This study is generally about the role of the International Criminal Court (ICC) in the maintenance of international peace and security using the Democratic Republic of Congo (DRC) as a case study. Consequently, it examined the effect that the ICC has had in contributing to peace and security in Africa before discussing the ICC‟s intervention and impact in DRC and finally concluded with a number of recommendations towards making the ICC‟s role more effective in maintenance of international peace and security. The study set out two hypotheses. First, that the ICC has played a significant role in promoting peace and security in the world and secondly that there are impeding factors that promote or impede to the effectiveness of this role. The study, which relied largely on secondary data supported by intermediate primary data from interviews of key informants including a thematic approach to presentation of information, was situated broadly within the idealism theory and within it also located within the liberalism theory.
The study found that the ICC has a significant role to play in the maintenance of international peace and security that has been recognized globally, not only by individual states like the DRC that have referred cases to it, but also from international institutions such as the United Nations Security Council, which has also referred situations such as in Darfur and Libya to the ICC. The study established that the ICC has had both a positive and negative impact on peace and security and has also suffered challenges that have limited its role in promoting peace and security.
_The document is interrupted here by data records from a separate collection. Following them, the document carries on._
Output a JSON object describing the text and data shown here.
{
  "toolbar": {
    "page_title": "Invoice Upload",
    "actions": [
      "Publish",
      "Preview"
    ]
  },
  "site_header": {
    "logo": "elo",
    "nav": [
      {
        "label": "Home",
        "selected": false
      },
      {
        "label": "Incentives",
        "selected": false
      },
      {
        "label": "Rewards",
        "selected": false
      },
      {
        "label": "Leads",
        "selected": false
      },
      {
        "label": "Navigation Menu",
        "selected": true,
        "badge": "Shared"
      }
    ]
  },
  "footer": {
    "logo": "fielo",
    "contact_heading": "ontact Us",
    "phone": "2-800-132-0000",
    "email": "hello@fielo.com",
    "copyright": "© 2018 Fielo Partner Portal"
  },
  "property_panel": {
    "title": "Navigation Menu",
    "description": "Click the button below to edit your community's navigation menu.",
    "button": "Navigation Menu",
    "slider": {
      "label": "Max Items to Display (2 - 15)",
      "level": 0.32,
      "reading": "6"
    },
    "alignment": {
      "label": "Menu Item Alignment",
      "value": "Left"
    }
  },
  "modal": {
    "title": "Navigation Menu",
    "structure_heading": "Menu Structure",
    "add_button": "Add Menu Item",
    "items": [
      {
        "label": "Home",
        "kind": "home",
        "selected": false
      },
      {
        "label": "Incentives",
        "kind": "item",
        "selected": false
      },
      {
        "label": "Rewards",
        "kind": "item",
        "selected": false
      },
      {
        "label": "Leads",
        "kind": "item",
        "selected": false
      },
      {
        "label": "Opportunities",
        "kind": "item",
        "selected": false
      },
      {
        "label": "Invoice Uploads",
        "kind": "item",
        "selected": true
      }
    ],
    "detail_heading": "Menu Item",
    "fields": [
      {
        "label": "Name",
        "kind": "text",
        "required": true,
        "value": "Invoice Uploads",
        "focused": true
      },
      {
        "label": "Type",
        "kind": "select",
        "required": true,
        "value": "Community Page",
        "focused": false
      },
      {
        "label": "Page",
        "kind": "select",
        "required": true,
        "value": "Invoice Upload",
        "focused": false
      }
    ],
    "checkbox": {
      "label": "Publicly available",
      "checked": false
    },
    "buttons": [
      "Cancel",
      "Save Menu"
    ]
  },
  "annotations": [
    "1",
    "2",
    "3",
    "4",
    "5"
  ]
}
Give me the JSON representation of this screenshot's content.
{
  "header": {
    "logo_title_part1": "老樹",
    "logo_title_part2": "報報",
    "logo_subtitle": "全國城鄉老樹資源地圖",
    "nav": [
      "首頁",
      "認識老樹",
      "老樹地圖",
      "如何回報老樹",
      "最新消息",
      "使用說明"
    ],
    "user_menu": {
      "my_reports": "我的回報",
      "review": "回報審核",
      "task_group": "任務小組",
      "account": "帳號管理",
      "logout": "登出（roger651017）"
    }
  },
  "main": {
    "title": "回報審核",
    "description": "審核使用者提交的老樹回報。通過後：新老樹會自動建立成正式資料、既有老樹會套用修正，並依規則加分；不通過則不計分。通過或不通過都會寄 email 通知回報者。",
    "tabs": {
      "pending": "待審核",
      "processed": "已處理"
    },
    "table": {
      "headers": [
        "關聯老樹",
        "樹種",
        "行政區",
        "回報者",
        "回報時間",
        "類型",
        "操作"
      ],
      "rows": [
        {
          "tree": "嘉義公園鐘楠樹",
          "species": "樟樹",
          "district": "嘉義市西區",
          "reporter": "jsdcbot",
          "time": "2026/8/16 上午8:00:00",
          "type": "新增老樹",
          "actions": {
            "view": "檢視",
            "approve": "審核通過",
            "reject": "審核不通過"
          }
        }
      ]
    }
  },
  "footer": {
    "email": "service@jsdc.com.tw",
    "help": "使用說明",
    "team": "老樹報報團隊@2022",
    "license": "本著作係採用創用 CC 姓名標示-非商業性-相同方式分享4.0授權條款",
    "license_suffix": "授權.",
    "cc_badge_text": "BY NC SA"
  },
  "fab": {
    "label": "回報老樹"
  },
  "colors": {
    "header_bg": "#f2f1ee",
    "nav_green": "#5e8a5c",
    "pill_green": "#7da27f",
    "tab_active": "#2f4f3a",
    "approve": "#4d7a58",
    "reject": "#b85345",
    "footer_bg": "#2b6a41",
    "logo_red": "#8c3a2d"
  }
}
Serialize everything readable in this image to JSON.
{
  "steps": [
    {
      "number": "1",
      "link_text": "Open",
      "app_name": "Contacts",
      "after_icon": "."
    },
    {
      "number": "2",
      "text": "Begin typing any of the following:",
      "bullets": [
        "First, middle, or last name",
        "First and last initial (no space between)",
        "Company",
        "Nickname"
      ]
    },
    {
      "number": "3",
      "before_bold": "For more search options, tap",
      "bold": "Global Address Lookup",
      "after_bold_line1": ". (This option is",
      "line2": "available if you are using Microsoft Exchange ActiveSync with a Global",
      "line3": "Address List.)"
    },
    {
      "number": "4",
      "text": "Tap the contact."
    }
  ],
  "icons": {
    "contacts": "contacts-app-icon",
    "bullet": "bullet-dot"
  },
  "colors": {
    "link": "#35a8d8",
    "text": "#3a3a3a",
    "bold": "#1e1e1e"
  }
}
The place of justice within the peace, security and reconciliation debate has been emphasized in this study, with this concepts being found to be mutually co-existent and not necessarily exclusive of each other. The study found that there are opportunities that exist that would bolster the role of the ICC in the achievement and maintenance of peace and security at national, regional as well as international levels.
Lastly, the study has given recommendations on how to enhance the role of the International Criminal Court as a key global judicial institution in the maintenance of international peace and security. These include the need to have stronger complementary public institutions to the ICC at the national level, ensuring meaningful justice, limiting practices and factors that undermine peace and reconciliation, adoption of integrated approaches to justice and enhancing the universality of international criminal justice through universal ratification and domestication of the Rome Statute of the ICC.